What I got instead was a full-blown NLP workshop conducted inside an abandoned office building designed by anxiety itself.
And honestly?
I loved every bizarre fluorescent-lit minute of it.
First things first: this is not your regular popcorn horror where a ghost appears every 11 minutes because the screenplay has EMI obligations.
Backrooms operates on atmosphere, perception, discomfort, symbolism, and psychological immersion.
The film beautifully explores the mind like a labyrinth of compartments. Every corridor feels like a suppressed memory. Every looping hallway resembles those mental patterns we keep revisiting despite promising ourselves, “Bas, from Monday new mindset.”
As someone fascinated by NLP and reframing, I found the metaphors deliciously unsettling. The film practically whispers:
“What if the real maze is not the building… but your own subconscious running background applications since childhood?”
Now coming to the biggest surprise: Kane Parsons.
This young director enters cinema the way Vaibhav Suryavanshi walked into IPL cricket. No nervousness. No overthinking. Just casually hitting cinematic sixes into the psychological upper deck as if he’s been directing for 30 years.
The confidence is staggering.
He doesn’t spoon-feed the audience.
He traps them. Politely.
The camera work deserves special applause. It instantly reminded me of The Blair Witch Project, where the lens stops behaving like a camera and starts behaving like your own eyes. At several moments, I genuinely forgot I was “watching” a film. My eyes had unofficially resigned and outsourced their duties to the cinematographer.
That immersive.
And the BGM?
Brilliantly eerie.
Not loud. Not manipulative. Just a constant unsettling hum floating around your brain like an unfinished thought during insomnia at 2:47 AM.
The sound design doesn’t scream.
It stalks.
What fascinated me most was how ordinary everything looked. Yellow walls. Empty rooms. Endless carpets. Corporate-looking spaces so generic they resemble the waiting area of every government office where hope goes to renew itself annually.
Yet somehow, the film converts familiarity into terror.
That’s artistry.
Also loved how the movie avoids unnecessary exposition. Modern cinema often behaves like that overenthusiastic relative who explains the punchline before finishing the joke. Backrooms trusts the audience to feel rather than merely understand.
Refreshing.
Calling this movie “horror” is honestly inaccurate.
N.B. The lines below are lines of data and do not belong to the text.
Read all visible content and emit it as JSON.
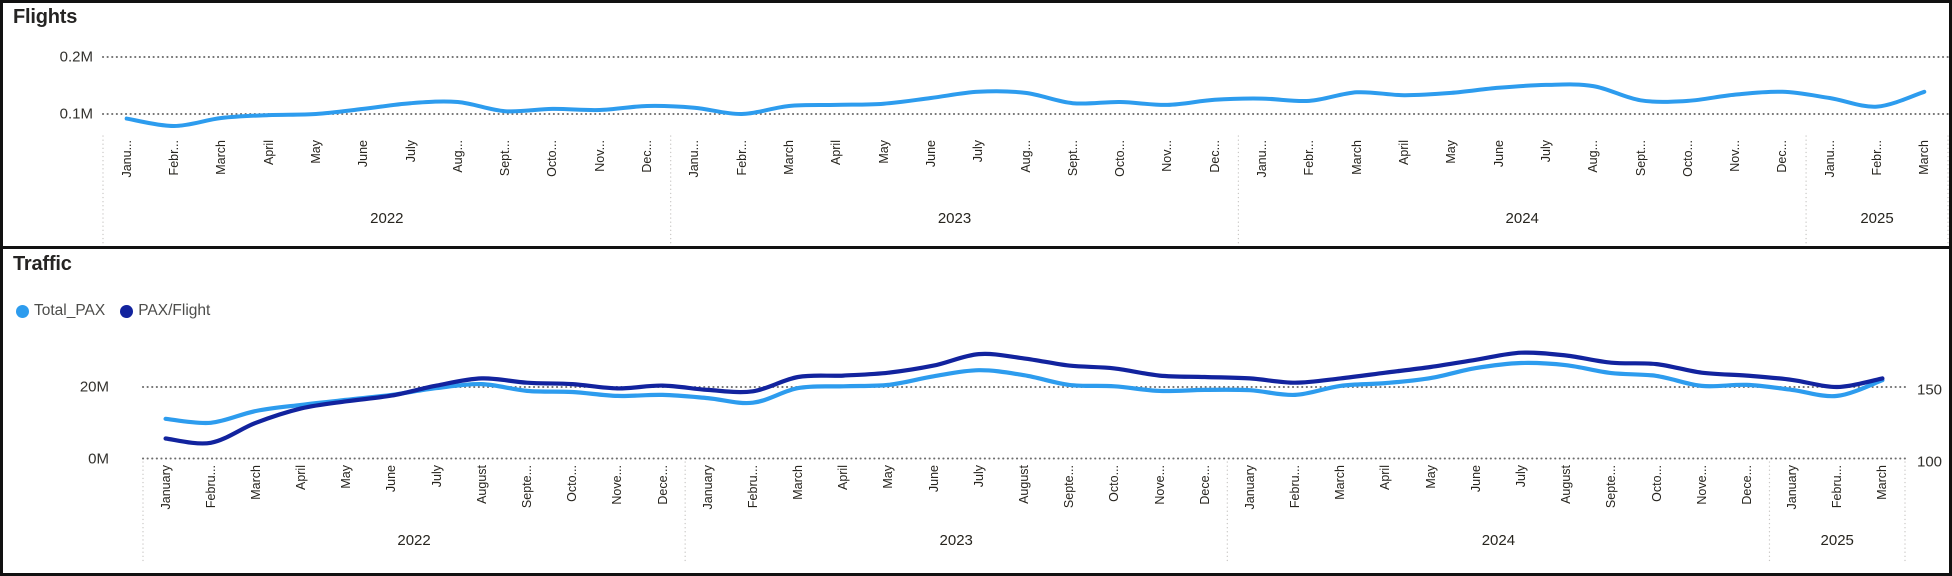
{
  "colors": {
    "background": "#FFFFFF",
    "panel_border": "#111111",
    "flights_line": "#2D9CEE",
    "total_pax_line": "#2D9CEE",
    "pax_per_flight_line": "#12239E",
    "gridline_dots": "#6E6E6E",
    "year_separator": "#C8C6C4",
    "axis_text": "#32312D",
    "month_text": "#27251F",
    "title_text": "#252423",
    "legend_text": "#4D4D4B"
  },
  "chart_data": [
    {
      "type": "line",
      "title": "Flights",
      "unit": "M",
      "grid": "dotted-horizontal",
      "legend_position": "none",
      "ylim": [
        0.05,
        0.22
      ],
      "y_axis": {
        "ticks": [
          {
            "label": "0.2M",
            "value": 0.2
          },
          {
            "label": "0.1M",
            "value": 0.1
          }
        ]
      },
      "years": [
        {
          "label": "2022",
          "months": [
            "Janu...",
            "Febr...",
            "March",
            "April",
            "May",
            "June",
            "July",
            "Aug...",
            "Sept...",
            "Octo...",
            "Nov...",
            "Dec..."
          ]
        },
        {
          "label": "2023",
          "months": [
            "Janu...",
            "Febr...",
            "March",
            "April",
            "May",
            "June",
            "July",
            "Aug...",
            "Sept...",
            "Octo...",
            "Nov...",
            "Dec..."
          ]
        },
        {
          "label": "2024",
          "months": [
            "Janu...",
            "Febr...",
            "March",
            "April",
            "May",
            "June",
            "July",
            "Aug...",
            "Sept...",
            "Octo...",
            "Nov...",
            "Dec..."
          ]
        },
        {
          "label": "2025",
          "months": [
            "Janu...",
            "Febr...",
            "March"
          ]
        }
      ],
      "series": [
        {
          "name": "Flights",
          "color": "#2D9CEE",
          "values": [
            0.092,
            0.079,
            0.093,
            0.098,
            0.1,
            0.109,
            0.119,
            0.121,
            0.105,
            0.109,
            0.107,
            0.114,
            0.111,
            0.1,
            0.114,
            0.116,
            0.118,
            0.128,
            0.139,
            0.137,
            0.119,
            0.121,
            0.116,
            0.125,
            0.127,
            0.123,
            0.138,
            0.133,
            0.137,
            0.146,
            0.151,
            0.149,
            0.124,
            0.123,
            0.134,
            0.139,
            0.128,
            0.113,
            0.139
          ]
        }
      ]
    },
    {
      "type": "line",
      "title": "Traffic",
      "grid": "dotted-horizontal",
      "legend_position": "top-left",
      "legend": [
        {
          "label": "Total_PAX",
          "color": "#2D9CEE"
        },
        {
          "label": "PAX/Flight",
          "color": "#12239E"
        }
      ],
      "left_ylim": [
        0,
        35.1
      ],
      "right_ylim": [
        100,
        187.7
      ],
      "left_axis": {
        "ticks": [
          {
            "label": "20M",
            "value": 20
          },
          {
            "label": "0M",
            "value": 0
          }
        ]
      },
      "right_axis": {
        "ticks": [
          {
            "label": "150",
            "value": 150
          },
          {
            "label": "100",
            "value": 100
          }
        ]
      },
      "years": [
        {
          "label": "2022",
          "months": [
            "January",
            "Febru...",
            "March",
            "April",
            "May",
            "June",
            "July",
            "August",
            "Septe...",
            "Octo...",
            "Nove...",
            "Dece..."
          ]
        },
        {
          "label": "2023",
          "months": [
            "January",
            "Febru...",
            "March",
            "April",
            "May",
            "June",
            "July",
            "August",
            "Septe...",
            "Octo...",
            "Nove...",
            "Dece..."
          ]
        },
        {
          "label": "2024",
          "months": [
            "January",
            "Febru...",
            "March",
            "April",
            "May",
            "June",
            "July",
            "August",
            "Septe...",
            "Octo...",
            "Nove...",
            "Dece..."
          ]
        },
        {
          "label": "2025",
          "months": [
            "January",
            "Febru...",
            "March"
          ]
        }
      ],
      "series": [
        {
          "name": "Total_PAX",
          "axis": "left",
          "unit": "M",
          "color": "#2D9CEE",
          "values": [
            11.1,
            10.0,
            13.3,
            15.0,
            16.4,
            17.8,
            19.7,
            20.8,
            18.9,
            18.6,
            17.5,
            17.8,
            16.9,
            15.6,
            19.7,
            20.2,
            20.6,
            23.0,
            24.7,
            23.3,
            20.6,
            20.2,
            18.9,
            19.2,
            19.1,
            17.8,
            20.3,
            21.1,
            22.5,
            25.3,
            26.7,
            26.1,
            23.9,
            23.1,
            20.3,
            20.6,
            19.2,
            17.5,
            21.9
          ]
        },
        {
          "name": "PAX/Flight",
          "axis": "right",
          "color": "#12239E",
          "values": [
            114,
            111,
            125,
            135,
            140,
            144,
            151,
            156,
            153,
            152,
            149,
            151,
            148,
            147,
            157,
            158,
            160,
            165,
            173,
            170,
            165,
            163,
            158,
            157,
            156,
            153,
            156,
            160,
            164,
            169,
            174,
            172,
            167,
            166,
            160,
            158,
            155,
            150,
            156
          ]
        }
      ]
    }
  ]
}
This is psychological architecture.
A cinematic maze.
A subconscious escape room with fluorescent lighting.
Some viewers may complain:
“Nothing happens.”
Exactly.
That’s the genius.
The film slowly hypnotises you into confronting emptiness, repetition, perception, and identity. By the end, you don’t feel scared of monsters.
You feel scared of hallways.
And frankly, after watching this film, even walking into an empty office corridor feels like entering Level 3 of my unresolved emotions.